I have conclusive evidence that the NFL replay challenge system should be over-hauled---and the sooner, the better.
When Reuben Droughns fumbled the ball in the last minute of the Browns win over the Oakland Raiders on Sunday, it was clear that, after the challenged that was called from the press box, the team that got possession of the ball was going to win that game. It took a third camera angle to see that the ball popped out of the pile well after Droughns' knee hit the ground. But even the most ardent Browns fan couldn't be sure, however, that the call was going to go the Browns way because it was there was no conclusive proof that the ball was or wasn't already out of Droughns' possession before we all saw it pop out.
Here's the problem with the system. While it is designed to correct on-field errors by the officials, in most cases, we still have to live with the call that was made because of a lack of conclusive evidence to overturn it, even if it was the wrong call.
I have a simple solution, and please bear with me if you have heard or read how I feel about it. There should be positions created for newly retired officials or other rules experts, which would solve the problem. Right now, on any given Sunday or Monday, there are already 16 of these guys stationed in the press boxes around the NFL. The top four of them should be assigned to the Fox Studio in Los Angeles, ESPN in Bristol, and CBS and (this year) ABC in New York. In fact they could have two of them at each headquarters just to make sure the play is called right.
These guys can be sitting around playing gin rummy, and stuffing themselves with pizza, while not watching any of the games on the monitors. When a challenge is made any time during the game, or the ref on the field feels that there is a questionable situation in the last two minutes, the guys in the studio go to work. They should be told which monitor to look at. The key element is that they should NOT know how the play was called on the field. That way, the conclusive evidence part of the rule is done away with.
In the case of the Droughns play as described above, there would have been absolutely no question about the outcome of the play. While we'd like to think that the officials are only concerned with getting the play right, there are other factors involved. For the most part the officiating crew stays together all year, and their performances are graded as a team, as well as individually. There shouldn't be any reluctance for the head linesman to overturn one of his crewmates, but I am sure that has been a problem at times in the past.
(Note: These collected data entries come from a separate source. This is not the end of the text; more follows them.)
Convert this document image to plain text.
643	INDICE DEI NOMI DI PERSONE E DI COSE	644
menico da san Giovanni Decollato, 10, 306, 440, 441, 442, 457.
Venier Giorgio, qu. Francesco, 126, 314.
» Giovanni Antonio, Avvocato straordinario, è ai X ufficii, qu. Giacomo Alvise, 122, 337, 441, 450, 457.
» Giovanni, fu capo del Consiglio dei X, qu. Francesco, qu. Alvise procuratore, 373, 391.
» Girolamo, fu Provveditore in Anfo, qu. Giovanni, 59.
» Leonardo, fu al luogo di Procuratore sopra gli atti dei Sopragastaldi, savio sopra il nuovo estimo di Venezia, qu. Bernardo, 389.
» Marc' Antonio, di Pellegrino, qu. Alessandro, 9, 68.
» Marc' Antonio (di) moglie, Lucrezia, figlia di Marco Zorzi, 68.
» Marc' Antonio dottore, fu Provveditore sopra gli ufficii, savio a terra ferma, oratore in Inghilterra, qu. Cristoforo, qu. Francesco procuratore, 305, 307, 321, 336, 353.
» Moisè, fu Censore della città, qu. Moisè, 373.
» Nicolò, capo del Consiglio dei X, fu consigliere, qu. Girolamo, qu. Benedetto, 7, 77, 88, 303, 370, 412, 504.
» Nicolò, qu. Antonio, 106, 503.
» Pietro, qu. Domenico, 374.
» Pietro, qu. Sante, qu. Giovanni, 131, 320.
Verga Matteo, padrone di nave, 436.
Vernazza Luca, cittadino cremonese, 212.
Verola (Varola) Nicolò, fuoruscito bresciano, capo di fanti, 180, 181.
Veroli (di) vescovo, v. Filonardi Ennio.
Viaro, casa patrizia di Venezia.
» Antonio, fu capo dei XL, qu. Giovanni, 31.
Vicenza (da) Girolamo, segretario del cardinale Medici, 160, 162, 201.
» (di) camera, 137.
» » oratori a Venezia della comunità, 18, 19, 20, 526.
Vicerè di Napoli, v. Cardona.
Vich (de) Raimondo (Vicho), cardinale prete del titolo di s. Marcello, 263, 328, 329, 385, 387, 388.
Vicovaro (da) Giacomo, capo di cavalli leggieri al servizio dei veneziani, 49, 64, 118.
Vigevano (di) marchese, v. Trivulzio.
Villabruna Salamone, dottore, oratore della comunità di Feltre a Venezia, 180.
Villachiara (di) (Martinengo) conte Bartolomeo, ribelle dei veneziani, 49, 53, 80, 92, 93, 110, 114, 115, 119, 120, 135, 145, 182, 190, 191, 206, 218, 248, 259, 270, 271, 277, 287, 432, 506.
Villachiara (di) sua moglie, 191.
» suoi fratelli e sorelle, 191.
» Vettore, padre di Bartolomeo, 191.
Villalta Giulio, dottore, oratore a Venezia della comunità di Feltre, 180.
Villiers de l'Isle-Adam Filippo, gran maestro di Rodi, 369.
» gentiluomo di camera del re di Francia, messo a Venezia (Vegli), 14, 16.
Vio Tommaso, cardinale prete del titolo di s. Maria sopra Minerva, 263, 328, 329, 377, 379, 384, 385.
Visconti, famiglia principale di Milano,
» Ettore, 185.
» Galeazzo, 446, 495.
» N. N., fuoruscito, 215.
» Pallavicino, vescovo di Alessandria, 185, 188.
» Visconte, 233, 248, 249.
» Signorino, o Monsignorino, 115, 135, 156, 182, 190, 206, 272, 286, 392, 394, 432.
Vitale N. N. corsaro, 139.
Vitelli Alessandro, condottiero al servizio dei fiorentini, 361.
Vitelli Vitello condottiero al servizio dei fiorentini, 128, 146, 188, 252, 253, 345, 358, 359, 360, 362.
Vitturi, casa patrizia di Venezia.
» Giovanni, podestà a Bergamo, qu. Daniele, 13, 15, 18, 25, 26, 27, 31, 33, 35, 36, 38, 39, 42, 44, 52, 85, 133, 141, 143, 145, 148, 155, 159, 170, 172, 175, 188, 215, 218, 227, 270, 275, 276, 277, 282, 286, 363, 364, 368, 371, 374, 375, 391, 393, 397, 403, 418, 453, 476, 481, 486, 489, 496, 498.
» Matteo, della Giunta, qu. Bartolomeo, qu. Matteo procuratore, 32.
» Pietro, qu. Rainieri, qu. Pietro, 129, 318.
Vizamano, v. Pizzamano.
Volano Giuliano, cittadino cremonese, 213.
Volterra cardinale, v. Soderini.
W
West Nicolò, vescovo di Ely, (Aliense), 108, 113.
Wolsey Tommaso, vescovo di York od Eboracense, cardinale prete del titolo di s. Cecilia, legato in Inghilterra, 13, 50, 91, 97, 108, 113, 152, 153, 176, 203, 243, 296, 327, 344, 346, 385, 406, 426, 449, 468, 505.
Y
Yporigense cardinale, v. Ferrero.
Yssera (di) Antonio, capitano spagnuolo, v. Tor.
This won't enter into the equation.
There's another reason for this system change. We have all seen receptions that are questionable on the sideline or at the back of the end zone. Sometimes the referee will hesitate, and even look for help, and then just go ahead and make the call one way or the other. If the system is changed as I suggest, then the refs should be taught to make no call at all, leaving it up to the guys in the studios. That way, there would be more ability to go ahead and make a more intelligent call from the various replays, rather than having to have conclusive evidence to overturn the call on the field. Again, in most cases, the easy way out is to just say there is no conclusive evidence, when you know they would say the same thing if the call went the other way.
And this simple solution, as illustrated, doesn't even address the amount of time that it takes for the ref to walk over and squint into the replay camera, and then walk back and deliver his pronouncement. The time would be cut in half, and the fans in the stands wouldn't be inconvenienced nearly as much as they are now. The would still boo if the call goes against them, but they might be more understanding if they knew how the call came about.
As if we in Cleveland needed more proof, there is more conclusive evidence that a quarterback should not be taken with the first couple of picks in the draft. Alex Smith has been terrible with the 49ers, Aaron Rodgers has not developed in Green Bay, and Phillip Rivers hasn't been heard from in San Diego.
Unless there is a trade involved, the teams are awarded top picks for a reason---they aren't very good. That means that there are plenty of needs for those teams, who also don't have enough time to devote to the grooming of a top QB prospect, assuming they chose the right.
If a team struggles, it is hard to `recruit' top quality free agents for that reason alone. If the free agents believe that the team will be grooming a new QB, unless they can sign for an outrageous amount of money, they might not feel they have enough time left in their careers to wait.